Ubuntu 22.04 LTS OVAL missing version check for vulnerability in older kernel | pressku.com

Trending 4 months ago

On nan NVD website, CVE-2023-1989 is stated arsenic being coming successful various kernels, among them 5.11 to 5.15.105. After an OpenSCAP scan of a 5.15.0 image, I noticed that vulnerability and respective others to beryllium missing from nan generated report.

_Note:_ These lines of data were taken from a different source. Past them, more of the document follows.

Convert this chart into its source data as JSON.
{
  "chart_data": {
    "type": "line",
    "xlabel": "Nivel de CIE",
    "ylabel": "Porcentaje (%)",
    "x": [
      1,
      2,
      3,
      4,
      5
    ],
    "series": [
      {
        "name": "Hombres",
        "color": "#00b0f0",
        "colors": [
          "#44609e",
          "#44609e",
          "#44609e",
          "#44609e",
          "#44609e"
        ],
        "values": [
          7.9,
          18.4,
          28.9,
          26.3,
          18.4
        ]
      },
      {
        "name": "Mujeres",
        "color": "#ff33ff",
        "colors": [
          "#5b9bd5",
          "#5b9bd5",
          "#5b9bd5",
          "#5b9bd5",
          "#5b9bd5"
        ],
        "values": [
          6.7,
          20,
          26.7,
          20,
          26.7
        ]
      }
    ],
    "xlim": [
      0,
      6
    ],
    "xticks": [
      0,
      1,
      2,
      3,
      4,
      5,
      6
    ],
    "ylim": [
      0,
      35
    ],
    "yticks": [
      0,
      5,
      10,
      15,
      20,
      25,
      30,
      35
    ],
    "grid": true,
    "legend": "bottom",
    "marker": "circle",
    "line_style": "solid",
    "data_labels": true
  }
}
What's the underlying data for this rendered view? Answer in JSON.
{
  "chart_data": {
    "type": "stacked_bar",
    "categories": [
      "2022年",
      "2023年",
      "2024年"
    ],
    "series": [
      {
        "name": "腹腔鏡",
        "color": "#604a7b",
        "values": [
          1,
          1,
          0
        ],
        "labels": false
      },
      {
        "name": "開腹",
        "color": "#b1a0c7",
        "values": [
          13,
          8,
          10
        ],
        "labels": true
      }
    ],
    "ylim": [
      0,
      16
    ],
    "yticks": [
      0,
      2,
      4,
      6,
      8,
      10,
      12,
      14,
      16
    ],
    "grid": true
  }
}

In nan Jammy OVAL XML record that OpenSCAP uses, nan CVE meaning exists nether oval:com.ubuntu.jammy:def:60331000000, which specifies 2 tests:

<unix:uname_test check="at slightest one" comment="Is kernel 6.1.0-\d+(-oem) presently running?" id="oval:com.ubuntu.jammy:tst:603310000000" version="1"> <unix:object object_ref="oval:com.ubuntu.jammy:obj:603310000000"/> <unix:state state_ref="oval:com.ubuntu.jammy:ste:603310000000"/> </unix:uname_test> <ind:variable_test id="oval:com.ubuntu.jammy:tst:603310000010" version="1" check="all" check_existence="all_exist" comment="kernel type comparison"> <ind:object object_ref="oval:com.ubuntu.jammy:obj:603310000010"/> <ind:state state_ref="oval:com.ubuntu.jammy:ste:603310000010"/> </ind:variable_test>

The state_ref links to:

<ind:variable_state id="oval:com.ubuntu.jammy:ste:603310000010" version="1"> <ind:value datatype="debian_evr_string" operation="less than">0:6.1.0-1009</ind:value> </ind:variable_state>

Which ends up meaning that only kernels moving 6.1.0-n are checked for n<1099. However, a 5.15.0 kernel, for example, does person nan vulnerability, since its source does not incorporate nan corresponding patch successful drivers/bluetooth/btsdio.c.

Why does nan OVAL record not see a cheque for older kernels?